Bank of Japan Backs Away from Future Rate Hikes
Shortly after the Wednesday opening of Japanese stock markets, Bank of Japan (BOJ) Deputy Governor Shinichi Uchida attempted to quell fear about imploding yen carry trades.
What’s the scoop?
- Sudden Reversal: Although the BOJ just hiked its short-term interest rate target from 0.1% to 0.25% last week, the central bank has already capitulated on its hawkish policy stance following Japan’s worst stock market crash since 1987. Deputy Governor Uchida stated the BOJ will “maintain current levels of monetary easing for the time being” and that the market should discount the risks of overtightening.

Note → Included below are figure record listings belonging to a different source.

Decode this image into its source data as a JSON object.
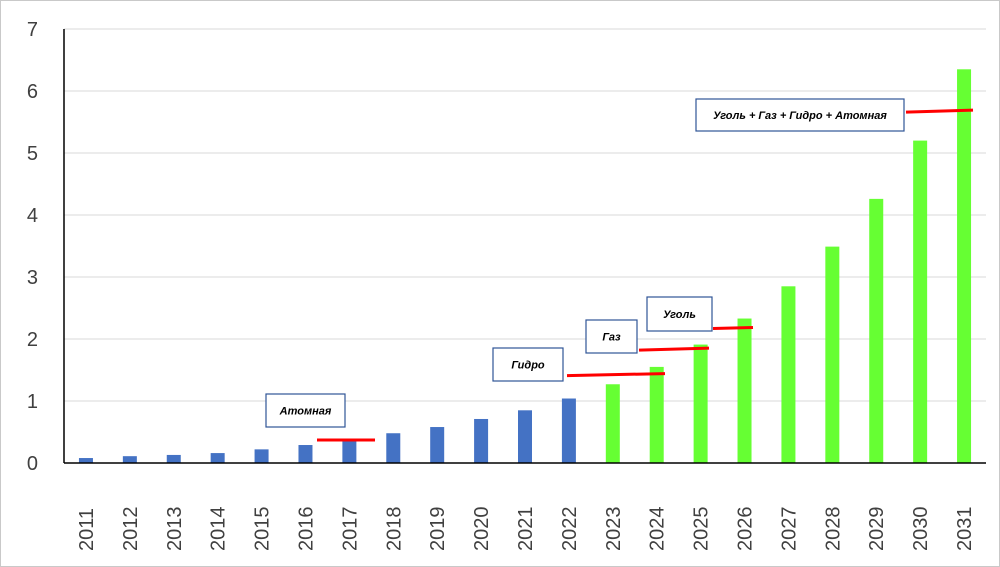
{
  "chart_data": {
    "type": "bar",
    "categories": [
      "2011",
      "2012",
      "2013",
      "2014",
      "2015",
      "2016",
      "2017",
      "2018",
      "2019",
      "2020",
      "2021",
      "2022",
      "2023",
      "2024",
      "2025",
      "2026",
      "2027",
      "2028",
      "2029",
      "2030",
      "2031"
    ],
    "values": [
      0.08,
      0.11,
      0.13,
      0.16,
      0.22,
      0.29,
      0.37,
      0.48,
      0.58,
      0.71,
      0.85,
      1.04,
      1.27,
      1.55,
      1.91,
      2.33,
      2.85,
      3.49,
      4.26,
      5.2,
      6.35
    ],
    "bar_colors": [
      "#4472c4",
      "#4472c4",
      "#4472c4",
      "#4472c4",
      "#4472c4",
      "#4472c4",
      "#4472c4",
      "#4472c4",
      "#4472c4",
      "#4472c4",
      "#4472c4",
      "#4472c4",
      "#66ff33",
      "#66ff33",
      "#66ff33",
      "#66ff33",
      "#66ff33",
      "#66ff33",
      "#66ff33",
      "#66ff33",
      "#66ff33"
    ],
    "title": "",
    "xlabel": "",
    "ylabel": "",
    "ylim": [
      0,
      7
    ],
    "y_ticks": [
      "0",
      "1",
      "2",
      "3",
      "4",
      "5",
      "6",
      "7"
    ],
    "grid": true,
    "legend": "none",
    "annotations": [
      {
        "text": "Атомная",
        "y": 0.37,
        "x_start": "2017",
        "x_end": "2017"
      },
      {
        "text": "Гидро",
        "y": 1.41,
        "x_start": "2022",
        "x_end": "2024"
      },
      {
        "text": "Газ",
        "y": 1.82,
        "x_start": "2024",
        "x_end": "2025"
      },
      {
        "text": "Уголь",
        "y": 2.17,
        "x_start": "2025",
        "x_end": "2026"
      },
      {
        "text": "Уголь + Газ + Гидро + Атомная",
        "y": 5.66,
        "x_start": "2030",
        "x_end": "2031"
      }
    ],
    "colors": {
      "historical": "#4472c4",
      "forecast": "#66ff33",
      "annotation_line": "#ff0000",
      "annotation_border": "#2f5597"
    }
  }
}
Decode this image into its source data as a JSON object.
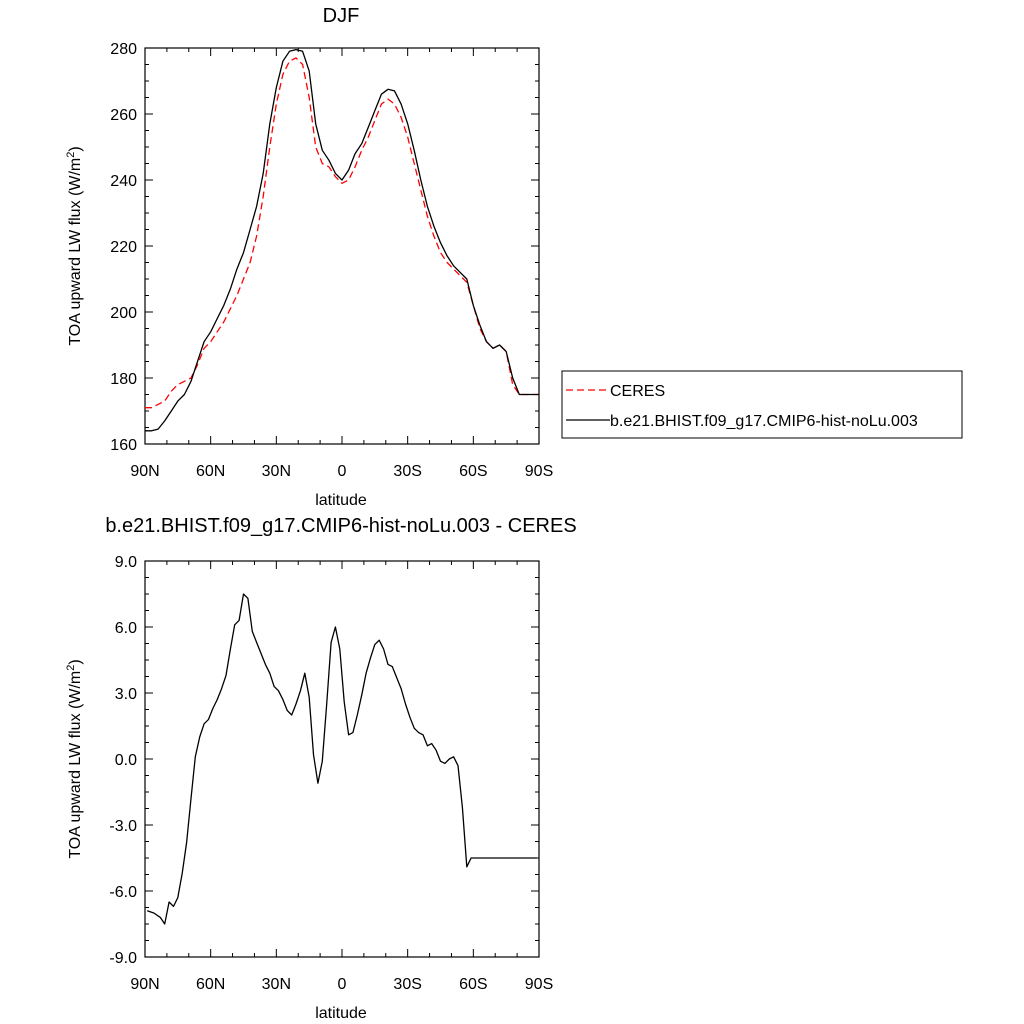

- Mixed Reactions: Global risk markets strengthened overnight as fears of additional Japanese rate raises subsided, but sold off throughout today’s U.S. trading session as the implications of the BOJ’s stance were further digested.
Bankless Take:
While many traders initially perceived the BOJ’s promise of no further rate cuts as a bullish impulse, others have interpreted it as a signal of panic and are beginning to question the effectiveness of the central bank’s monetary policy. Despite the BOJ increasing its short-term interest rate target, yields on long-term Japanese government bonds slid throughout last week, with bonds tripping upside circuit breakers during the peak of the Monday selloff.
The difference between causation and correlation is difficult to parse as it relates to the strengthening yen; it remains unclear whether carry trades imploding is a direct result of Japanese interest rate policies, or a concerning side effect of carry trade participants simply unwinding their positions and squeezing late movers in the process.